Red Rover has established a 17-person team and has aspirations of becoming a mid-sized studio. Speaking to Game Developer about the new opening, Richardson said the company will use some of the $5 million investment to continue building a "top-tier team."
He added that Red Rover will be taking an "on-site first" approach to development, indicating a desire to bring employees back into the office.
"Many of the management team have been through rapid growth of companies with multiple studios so have experience to avoid many of the pitfalls," said Richardson. "We are taking an onsite first approach to development, contrary to what a lot of companies are doing, and are finding most staff are spending more time in the office than we expected.
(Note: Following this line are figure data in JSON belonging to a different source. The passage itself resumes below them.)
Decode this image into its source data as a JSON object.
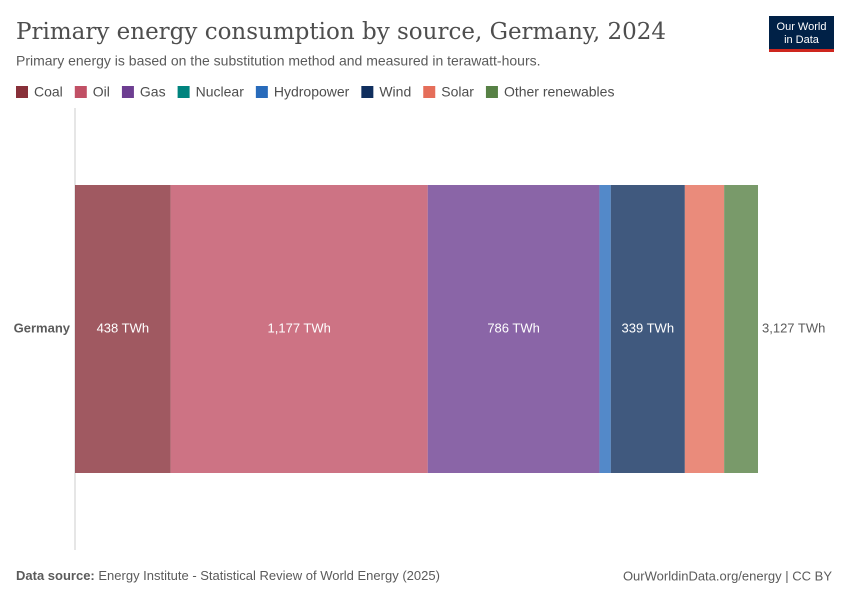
{
  "chart_data": {
    "type": "stacked-bar-horizontal",
    "title": "Primary energy consumption by source, Germany, 2024",
    "subtitle": "Primary energy is based on the substitution method and measured in terawatt-hours.",
    "categories": [
      "Germany"
    ],
    "series": [
      {
        "name": "Coal",
        "color": "#883039",
        "values": [
          438
        ],
        "value_labels": [
          "438 TWh"
        ]
      },
      {
        "name": "Oil",
        "color": "#c15065",
        "values": [
          1177
        ],
        "value_labels": [
          "1,177 TWh"
        ]
      },
      {
        "name": "Gas",
        "color": "#6d3e91",
        "values": [
          786
        ],
        "value_labels": [
          "786 TWh"
        ]
      },
      {
        "name": "Nuclear",
        "color": "#00847e",
        "values": [
          0
        ],
        "value_labels": [
          null
        ]
      },
      {
        "name": "Hydropower",
        "color": "#286bbb",
        "values": [
          52
        ],
        "value_labels": [
          null
        ]
      },
      {
        "name": "Wind",
        "color": "#102f5e",
        "values": [
          339
        ],
        "value_labels": [
          "339 TWh"
        ]
      },
      {
        "name": "Solar",
        "color": "#e56e5a",
        "values": [
          180
        ],
        "value_labels": [
          null
        ]
      },
      {
        "name": "Other renewables",
        "color": "#578145",
        "values": [
          155
        ],
        "value_labels": [
          null
        ]
      }
    ],
    "totals": [
      3127
    ],
    "total_labels": [
      "3,127 TWh"
    ],
    "source_label": "Data source:",
    "source": "Energy Institute - Statistical Review of World Energy (2025)",
    "footer_right": "OurWorldinData.org/energy | CC BY",
    "logo": [
      "Our World",
      "in Data"
    ]
  }
}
We’ve also aligned our operations to be in the same time zone, which streamlines communication."
Notably, the CEO believes the team's prior experience working on both triple-A projects and smaller "scrappy" titles will help Red Rover instil a level of pragmatism that won't see employees stretched beyond their limitations.
"Based on our experience, we really believe that teams can operate at a higher level when they understand not only the game they are working on, but also the business objectives and constraints of the company," added Richardson. "This is something we are putting explicit focus on, ensuring that all of us at Red Rover have the context needed to make informed calls on an ongoing basis."
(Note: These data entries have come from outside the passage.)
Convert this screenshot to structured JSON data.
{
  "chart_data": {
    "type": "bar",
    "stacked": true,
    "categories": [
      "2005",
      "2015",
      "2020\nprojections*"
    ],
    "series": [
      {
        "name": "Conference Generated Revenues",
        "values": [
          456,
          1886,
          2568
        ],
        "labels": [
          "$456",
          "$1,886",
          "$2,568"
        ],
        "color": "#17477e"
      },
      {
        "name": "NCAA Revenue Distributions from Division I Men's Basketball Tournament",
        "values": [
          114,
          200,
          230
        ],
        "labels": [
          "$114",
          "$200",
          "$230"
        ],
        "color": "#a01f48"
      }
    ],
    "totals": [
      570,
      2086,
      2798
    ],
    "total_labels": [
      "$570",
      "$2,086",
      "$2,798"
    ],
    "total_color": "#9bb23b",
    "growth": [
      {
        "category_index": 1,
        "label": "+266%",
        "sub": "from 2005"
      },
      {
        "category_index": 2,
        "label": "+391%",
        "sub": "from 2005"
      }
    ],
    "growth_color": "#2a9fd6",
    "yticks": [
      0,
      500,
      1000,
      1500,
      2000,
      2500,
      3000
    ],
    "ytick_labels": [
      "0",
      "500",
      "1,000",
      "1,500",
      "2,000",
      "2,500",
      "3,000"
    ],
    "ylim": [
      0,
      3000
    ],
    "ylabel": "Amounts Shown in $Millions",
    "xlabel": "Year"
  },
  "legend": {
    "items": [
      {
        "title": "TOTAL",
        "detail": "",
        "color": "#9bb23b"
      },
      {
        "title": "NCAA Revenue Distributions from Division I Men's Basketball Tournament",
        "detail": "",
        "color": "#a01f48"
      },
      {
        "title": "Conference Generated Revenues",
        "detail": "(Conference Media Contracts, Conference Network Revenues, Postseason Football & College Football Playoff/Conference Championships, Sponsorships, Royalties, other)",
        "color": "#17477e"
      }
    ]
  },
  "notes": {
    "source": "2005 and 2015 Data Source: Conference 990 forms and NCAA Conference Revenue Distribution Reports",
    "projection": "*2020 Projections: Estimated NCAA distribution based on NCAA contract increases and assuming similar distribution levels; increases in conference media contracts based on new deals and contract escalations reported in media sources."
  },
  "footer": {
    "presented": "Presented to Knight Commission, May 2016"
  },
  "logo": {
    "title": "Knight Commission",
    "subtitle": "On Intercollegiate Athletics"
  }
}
The dream? Infinite engagement
As for the studio's debut title, Red Rover harbours ambitions of creating a new survival title that can "catapult" the genre in a new direction by "placing player agency and drama front and centre,"
In a press release, the team say their overall goal is to create games designed for "infinite engagement" that are perfectly suited to the "age of content creation." When asked what that means in reality, Richardson explains that, yes, the studio will be working within the games-as-a-service space, but with an "added dimension."
"In the realm of persistent online games, it’s common for GAAS titles to be built as content treadmills to some degree. We aim to steer clear of that route, instead having the players fuel long-term engagement," he continues.
"This approach is not only pragmatic, considering our size and the constraints it poses on rapid content creation post-launch, but it's rooted in our conviction that the players themselves are most engaging and exciting form of game content. Our ambition is to craft truly endless gaming and streaming experiences, by blending the replayability of session-based multiplayer games with the emergent gameplay attributes of sandbox titles, and fusing them with the deep engagement properties inherent to persistent online worlds."
To that end, Richardson notes that some of the investment will also be spent on actively engaging with an early community of players so their feedback can be incorporated into their unnamed project at a very early stage. It's a tactic that Richardson hopes will "validate" the studio's long-term vision, which he says will see it "evolve the formula for multiplayer survival titles rather meaningfully."